Chicken and turkey producers listen during a conference on bird flu.

Chicken and turkey producers listen during a conference on bird flu.

Hundreds of poultry producers are participating in a two-day seminar both in person and on-line, to discuss the deadly bird flu outbreak. U.S. Ag Secretary Tom Vilsack was the first to address the group.

“I want to thank the producers who are in the audience today,” Vilsack said. “I want you to know that we recognize and appreciate how difficult this has been for producers and their families. It’s why we have been working hard to try to deal with the onslaught of avian influenza and why we are taking steps to be prepared should it reemerge in the fall.”

Iowa Poultry Association executive director Randy Olson greeted producers as they entered the meeting room in Des Moines where the seminar is being staged.

“The folks who have emptied barns and are working on cleaning are tired,” Olson said, with a laugh. “They’ve been working very, very hard…We’re thankful that we haven’t had new outbreaks in the last five to six weeks now. We’re really trying to learn as much as we can about prevention going forward. This conference will help our industry do that.”

Governor Terry Branstad (L), Ag Secretary Tom Vilsack.

Governor Terry Branstad (L), Ag Secretary Tom Vilsack.

The U.S.D.A. is developing a list of disposal sites if bird flu recurs in the fall, plus Vilsack said a more effective vaccine may soon be ready. Vilsack has set aside money in the U.S.D.A.’s budget to buy a stockpile of that vaccine.

“We’ve evaluated the causes for the spread of this,” Vilsack said, “and while it’s difficult to be able to state with a degree of 100 percent of certainty, we are fairly confident that there are multiple reasons for the spread of this.”

It will be up to the officials in each state to determine whether chickens and turkeys will get the vaccine, once it’s ready. Iowa Governor Terry Branstad hasn’t decided whether he’d permit it because some countries might bar imports of U.S. poultry and eggs if the birds are vaccinated.

“So we’re going to continue to review and look at the evidence and information about this and how effective it is,” Branstad told reporters this morning.

The only vaccine currently available for all poultry is just 60 percent effective. Vilsack told reporters that a new strain of vaccine is 100 percent effective for chickens and researchers are conducting tests to determine how it works for turkeys.

“I don’t want to say how long that’s going to take, but I will tell you we’re in a better space than we were, say, six months ago or six weeks ago when all we had was a vaccine that was 60 percent effective and that’s really not good enough,” Vilsack said. “You need something that’s 100 percent effective.”

Vilsack has asked his staff to prepare for reemergence of the bird flu in the fall not just in the states that were hit this spring, but in all states.
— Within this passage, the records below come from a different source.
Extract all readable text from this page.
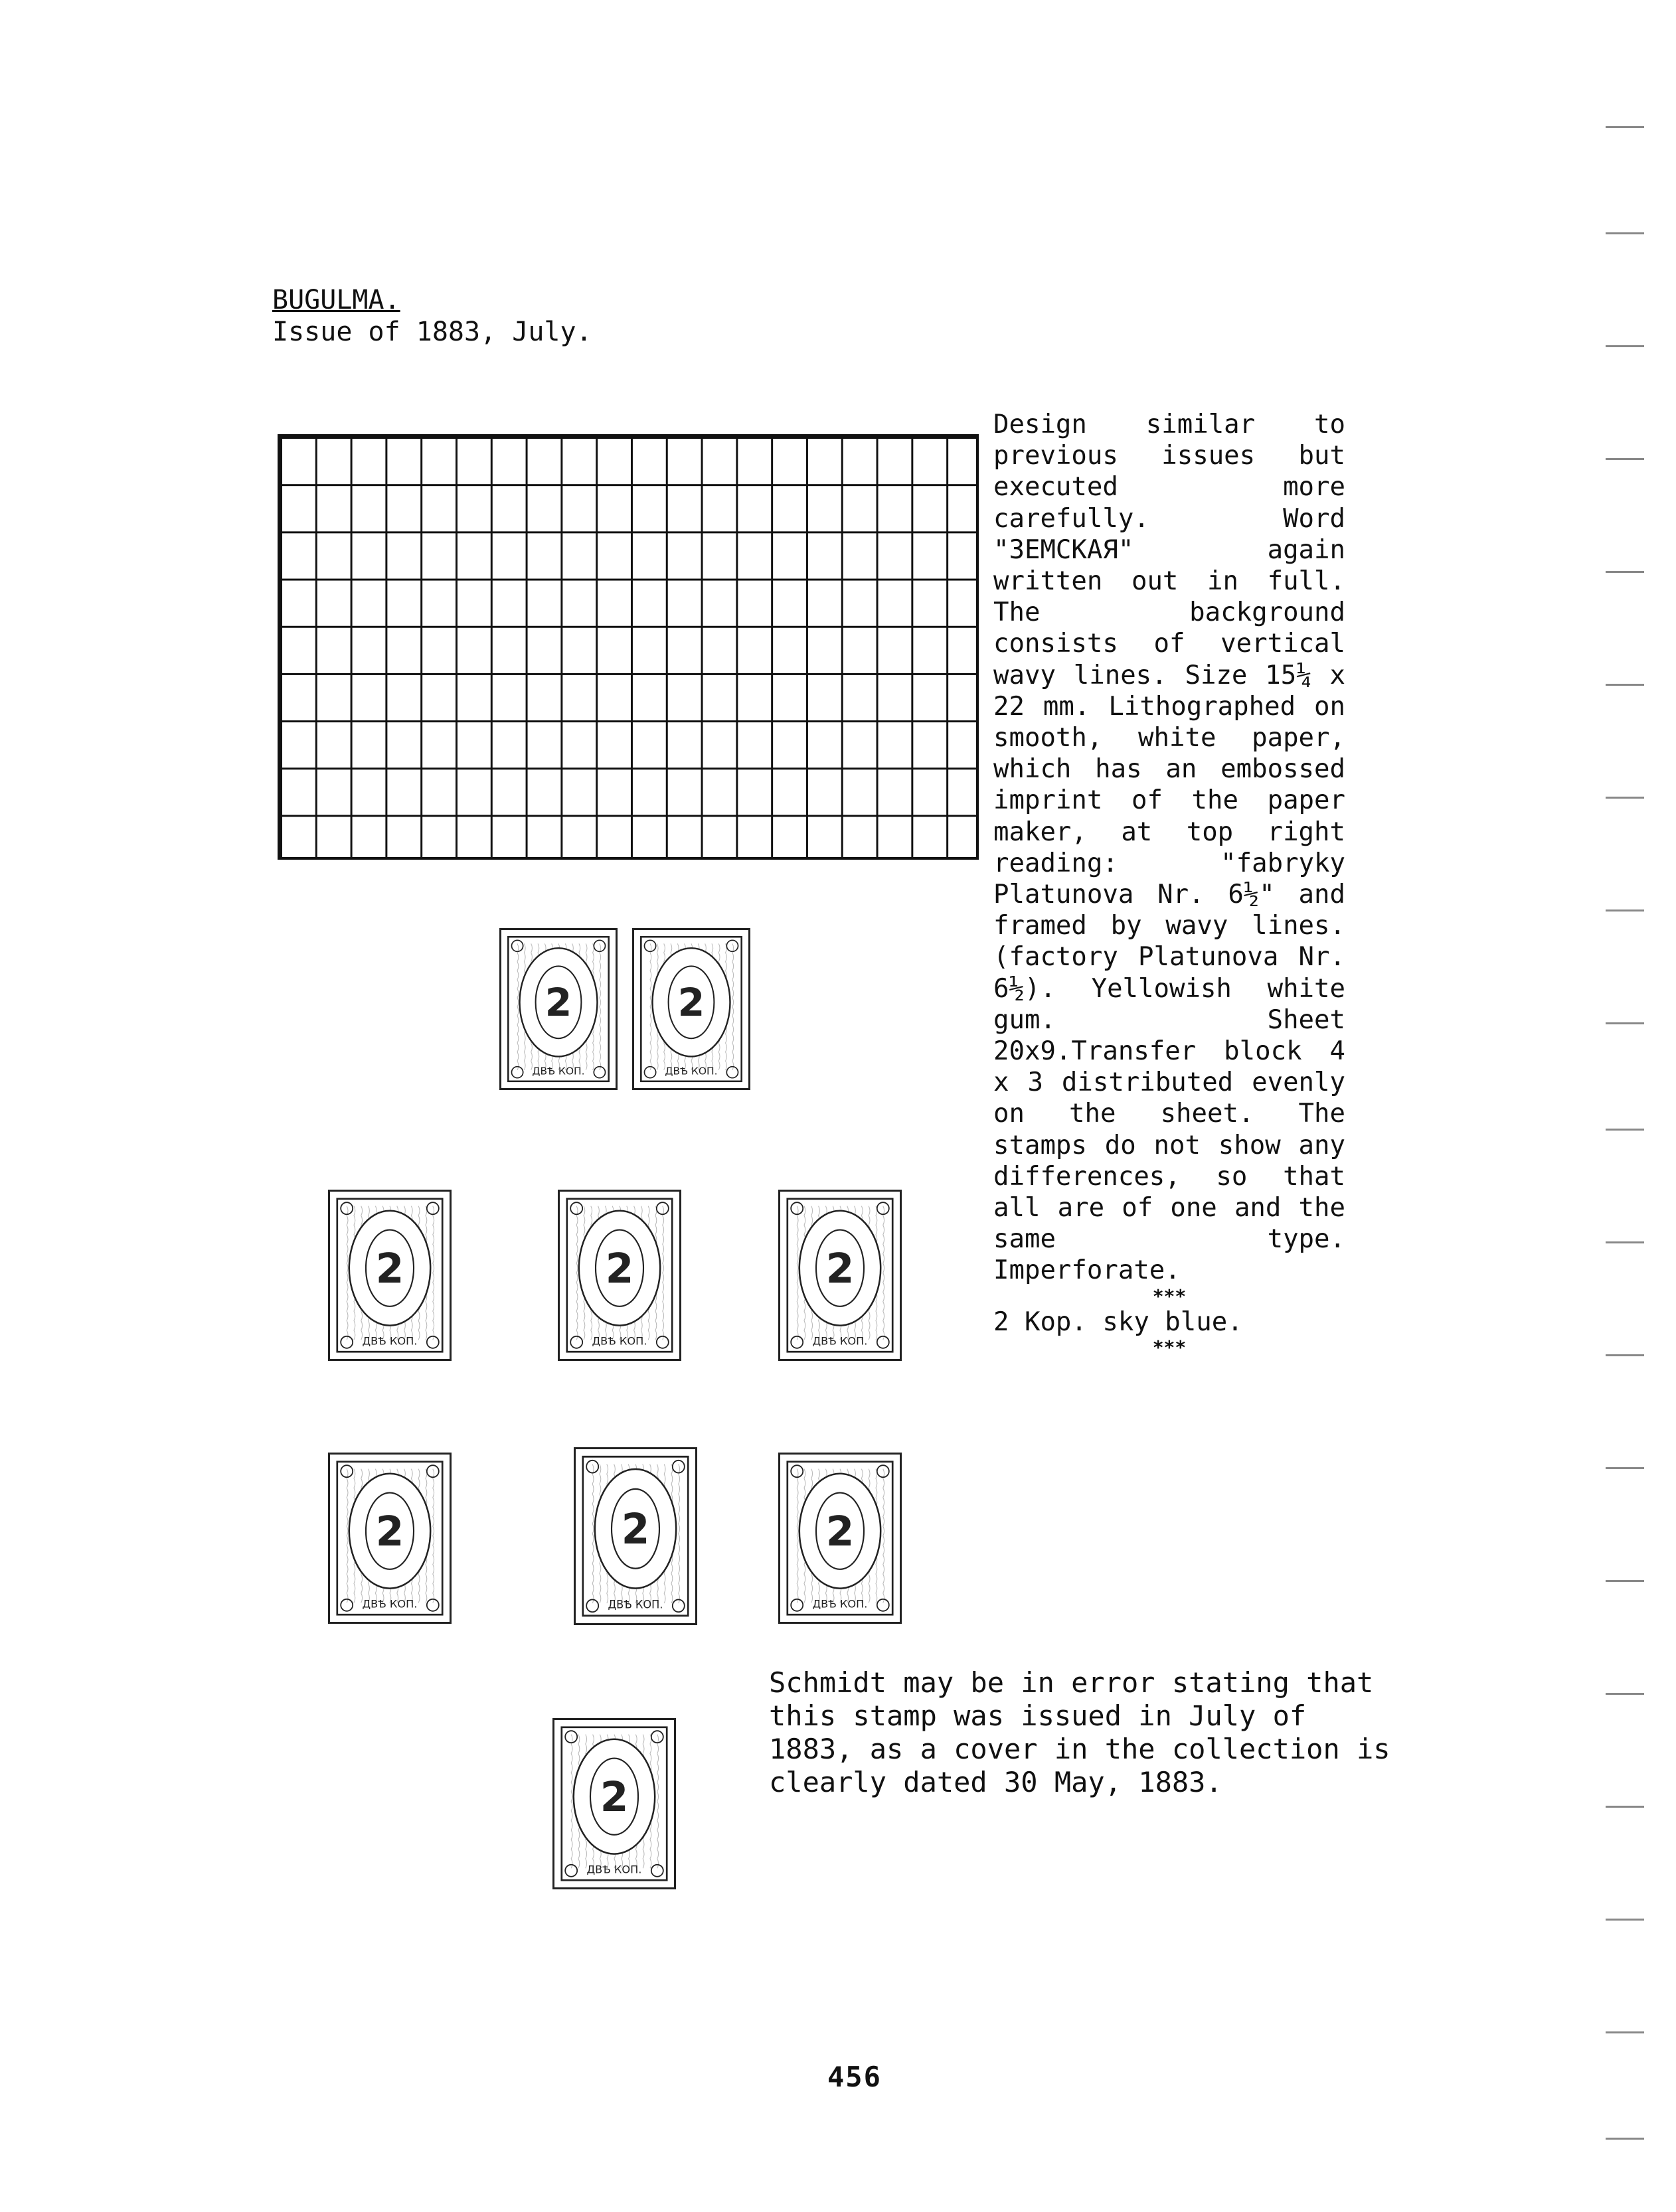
BUGULMA.
Issue of 1883, July.

Design similar to previous issues but executed more carefully. Word "ЗЕМСКАЯ" again written out in full. The background consists of vertical wavy lines. Size 15¼ x 22 mm. Lithographed on smooth, white paper, which has an embossed imprint of the paper maker, at top right reading: "fabryky Platunova Nr. 6½" and framed by wavy lines. (factory Platunova Nr. 6½). Yellowish white gum. Sheet 20x9.Transfer block 4 x 3 distributed evenly on the sheet. The stamps do not show any differences, so that all are of one and the same type. Imperforate.

***

2 Kop. sky blue.

***

2
ДВѢ КОП.
2
ДВѢ КОП.
2
ДВѢ КОП.
2
ДВѢ КОП.
2
ДВѢ КОП.
2
ДВѢ КОП.
2
ДВѢ КОП.
2
ДВѢ КОП.
2
ДВѢ КОП.
Schmidt may be in error stating that this stamp was issued in July of 1883, as a cover in the collection is clearly dated 30 May, 1883.
456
“The challenge with this is it mutates,” Vilsack said. “It changes. It literally changes as it migrates across the country.”

Here are the latest stats:

  • Nearly 50 million birds have been killed in 21 states due to the bird flu outbreak that has hit 232 U.S. poultry operations.
  • Iowa has been hardest hit, with tests confirming bird flu hit 77 different production facilities in the state. More than 34 million birds have been killed in Iowa since April.
  • Egg production in Iowa is down 44 percent from one year ago. Turkey production is off by about 11 percent.
  • The U.S.D.A. has paid out over $183 million to cover the cost of dead birds and Vilsack expects the agency will spent up to $400 million more to reimburse poultry producers for the cost of disposal of the birds, plus disinfecting their facilities once all the animals are removed.